Xolobeni residents to vote on mining

Gwede Mantashe visited Xolobeni amid tight security to address a meeting.
Gwede Mantashe visited Xolobeni amid tight security to address a meeting.
Image: Moeletsi Mabe

Mineral resources minister Gwede Mantashe announced in the Eastern Cape yesterday that government will "soon" commission a referendum to be conducted in Xolobeni to ascertain whether the majority of residents are for or against mining in the area.

The meeting, just like previous gatherings, ended in chaos with the police firing stun grenades to disperse the crowd.

After Mantashe left the meeting, police and traffic officers could be seen kicking and manhandling one of the people who attended. They were also searched by the police.

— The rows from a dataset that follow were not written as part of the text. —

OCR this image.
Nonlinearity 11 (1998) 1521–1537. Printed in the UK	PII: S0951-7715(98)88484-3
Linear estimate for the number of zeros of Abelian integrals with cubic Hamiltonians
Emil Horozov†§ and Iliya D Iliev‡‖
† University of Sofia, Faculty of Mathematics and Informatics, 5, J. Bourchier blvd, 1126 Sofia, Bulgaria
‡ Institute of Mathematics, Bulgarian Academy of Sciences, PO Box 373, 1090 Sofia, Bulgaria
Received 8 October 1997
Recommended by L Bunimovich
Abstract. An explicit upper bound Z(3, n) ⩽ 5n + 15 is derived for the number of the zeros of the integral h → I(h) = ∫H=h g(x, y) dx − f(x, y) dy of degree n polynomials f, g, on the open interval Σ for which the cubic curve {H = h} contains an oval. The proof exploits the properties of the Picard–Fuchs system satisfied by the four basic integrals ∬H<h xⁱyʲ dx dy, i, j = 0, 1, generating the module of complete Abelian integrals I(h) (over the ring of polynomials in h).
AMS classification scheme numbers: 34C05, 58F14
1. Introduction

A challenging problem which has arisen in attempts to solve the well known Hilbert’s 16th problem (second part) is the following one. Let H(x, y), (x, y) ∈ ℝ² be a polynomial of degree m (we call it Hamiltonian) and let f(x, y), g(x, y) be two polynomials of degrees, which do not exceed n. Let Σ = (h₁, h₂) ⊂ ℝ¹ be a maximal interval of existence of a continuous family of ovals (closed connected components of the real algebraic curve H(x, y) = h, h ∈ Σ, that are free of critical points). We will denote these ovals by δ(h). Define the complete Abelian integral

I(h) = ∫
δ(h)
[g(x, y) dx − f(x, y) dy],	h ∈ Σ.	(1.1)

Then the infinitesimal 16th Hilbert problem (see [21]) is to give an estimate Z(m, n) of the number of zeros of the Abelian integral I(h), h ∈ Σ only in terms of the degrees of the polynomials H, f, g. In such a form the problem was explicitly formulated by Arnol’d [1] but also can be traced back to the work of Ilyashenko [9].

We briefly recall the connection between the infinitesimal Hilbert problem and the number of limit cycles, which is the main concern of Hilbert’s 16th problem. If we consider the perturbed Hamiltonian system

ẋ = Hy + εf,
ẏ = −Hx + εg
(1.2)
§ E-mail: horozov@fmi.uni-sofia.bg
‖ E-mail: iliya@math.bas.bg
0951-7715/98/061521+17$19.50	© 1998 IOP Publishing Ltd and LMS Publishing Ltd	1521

The meeting, at the Xolobeni sports grounds, was attended by more than 1,000 people from various villages in the Amadiba administrative area in the mining belt of Mbizana, who braved the wet weather.

Yesterday was the third attempt by Mantashe to engage with the Xolobeni community on mining and economic development prospects in the area despite volatility in the Eastern Cape village.

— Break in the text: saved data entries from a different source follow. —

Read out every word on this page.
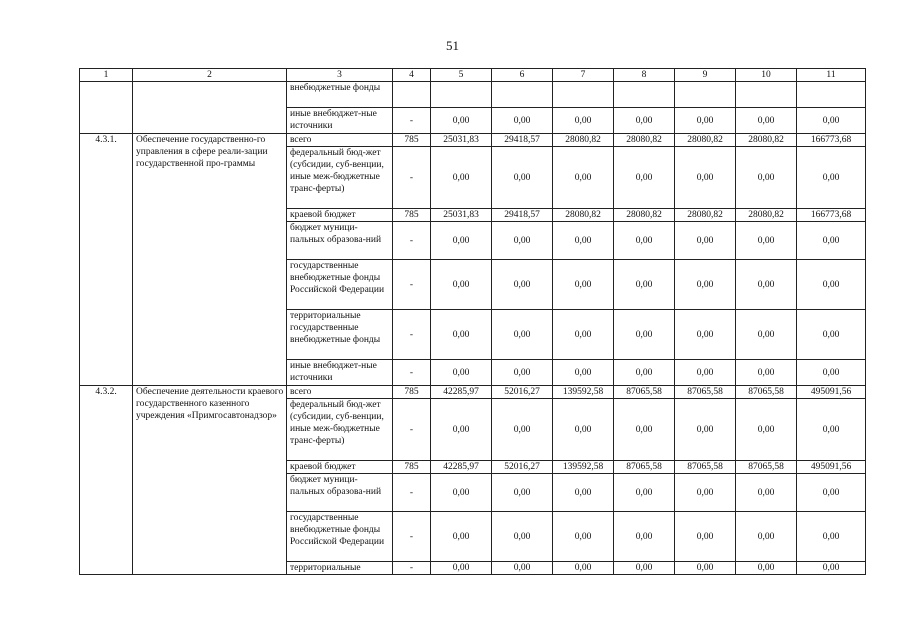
51
1	2	3	4	5	6	7	8	9	10	11
		внебюджетные фонды								
		иные внебюджет-ные источники	-	0,00	0,00	0,00	0,00	0,00	0,00	0,00
4.3.1.	Обеспечение государственно-го управления в сфере реали-зации государственной про-граммы	всего	785	25031,83	29418,57	28080,82	28080,82	28080,82	28080,82	166773,68
		федеральный бюд-жет (субсидии, суб-венции, иные меж-бюджетные транс-ферты)	-	0,00	0,00	0,00	0,00	0,00	0,00	0,00
		краевой бюджет	785	25031,83	29418,57	28080,82	28080,82	28080,82	28080,82	166773,68
		бюджет муници-пальных образова-ний	-	0,00	0,00	0,00	0,00	0,00	0,00	0,00
		государственные внебюджетные фонды Российской Федерации	-	0,00	0,00	0,00	0,00	0,00	0,00	0,00
		территориальные государственные внебюджетные фонды	-	0,00	0,00	0,00	0,00	0,00	0,00	0,00
		иные внебюджет-ные источники	-	0,00	0,00	0,00	0,00	0,00	0,00	0,00
4.3.2.	Обеспечение деятельности краевого государственного казенного учреждения «Примгосавтонадзор»	всего	785	42285,97	52016,27	139592,58	87065,58	87065,58	87065,58	495091,56
		федеральный бюд-жет (субсидии, суб-венции, иные меж-бюджетные транс-ферты)	-	0,00	0,00	0,00	0,00	0,00	0,00	0,00
		краевой бюджет	785	42285,97	52016,27	139592,58	87065,58	87065,58	87065,58	495091,56
		бюджет муници-пальных образова-ний	-	0,00	0,00	0,00	0,00	0,00	0,00	0,00
		государственные внебюджетные фонды Российской Федерации	-	0,00	0,00	0,00	0,00	0,00	0,00	0,00
		территориальные	-	0,00	0,00	0,00	0,00	0,00	0,00	0,00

Speaking amid some interruptions from an anti-mining group, Mantashe, who said he had "invited myself to the meeting", managed to speak and finish his speech where he told the gathering that he was there following a court judgment and to start interactions with the communities.

A bullish Mantashe said as a minister nobody could limit his movement and ban him or prevent him from doing his ministerial work.

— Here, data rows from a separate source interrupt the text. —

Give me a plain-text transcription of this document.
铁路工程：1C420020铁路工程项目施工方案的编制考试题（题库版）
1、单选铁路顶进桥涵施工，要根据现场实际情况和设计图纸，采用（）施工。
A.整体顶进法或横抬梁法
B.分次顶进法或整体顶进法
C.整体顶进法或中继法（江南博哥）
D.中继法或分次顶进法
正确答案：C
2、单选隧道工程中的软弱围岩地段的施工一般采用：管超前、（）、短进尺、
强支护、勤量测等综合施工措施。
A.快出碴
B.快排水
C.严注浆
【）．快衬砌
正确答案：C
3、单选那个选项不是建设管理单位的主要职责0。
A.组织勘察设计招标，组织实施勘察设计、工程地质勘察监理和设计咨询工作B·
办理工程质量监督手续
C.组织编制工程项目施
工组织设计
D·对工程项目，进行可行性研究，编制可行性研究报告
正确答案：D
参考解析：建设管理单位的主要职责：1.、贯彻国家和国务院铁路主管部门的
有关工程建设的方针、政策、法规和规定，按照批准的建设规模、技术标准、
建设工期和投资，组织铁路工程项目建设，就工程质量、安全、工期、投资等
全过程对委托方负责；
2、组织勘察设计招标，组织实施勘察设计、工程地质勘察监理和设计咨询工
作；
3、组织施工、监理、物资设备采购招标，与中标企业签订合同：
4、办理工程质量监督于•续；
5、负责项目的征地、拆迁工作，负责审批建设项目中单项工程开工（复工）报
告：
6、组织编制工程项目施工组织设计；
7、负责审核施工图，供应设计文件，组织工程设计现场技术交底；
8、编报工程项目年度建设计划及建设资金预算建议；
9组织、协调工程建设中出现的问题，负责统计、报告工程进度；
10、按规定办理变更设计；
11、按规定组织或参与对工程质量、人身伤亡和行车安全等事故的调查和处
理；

This is after angry anti-mining residents warned Mantashe against going to Xolobeni last month. "They could only do so when they have [a] court interdict," he said.

The community has been at loggerheads with Mantashe's department while waging a 15-year-long battle, led by the Amadiba Crisis Committee (ACC), against the issuing of a mining licence to Australian-based Mineral Resource Commodities's South African subsidiary, Transworld Energy and Minerals.

In November, the Pretoria high court ruled that in terms of the interim Protection of Informal Land Rights Act, the minister of mineral resources may not grant mining rights without the consent of the community and the people directly affected by that mining right.

Mantashe is appealing this ruling.

He said he was against parts of the high court judgment, not its entirety.

"We are doing exactly what the judgment has asked us to do - thorough engagement with the community of Xolobeni."

Mantashe said there will be a series of engagements with residents.

"As part of strengthening the engagement with the people of Xolobeni, we will be having a survey, have a referendum to find the majority stance on the planned mining.

"If the majority of people are saying no to mining, we will not grant any mining licence. We just hope the people of Xolobeni will support that and co-operate for the success of the process," he added.

One of the speakers, Simlindile Matshelezi, who introduced himself as an ACC member, lashed out at the organisation - saying that it was operated and controlled remotely by outsiders.

"The ACC has long time lost the ball and is no longer controlled by villagers but by people from outside," Matshelezi said.

"We are destabilised by white people who are not interested in the development of Xolobeni."

The ACC denied that Matshelezi was their member, saying he was used to discredit the organisation.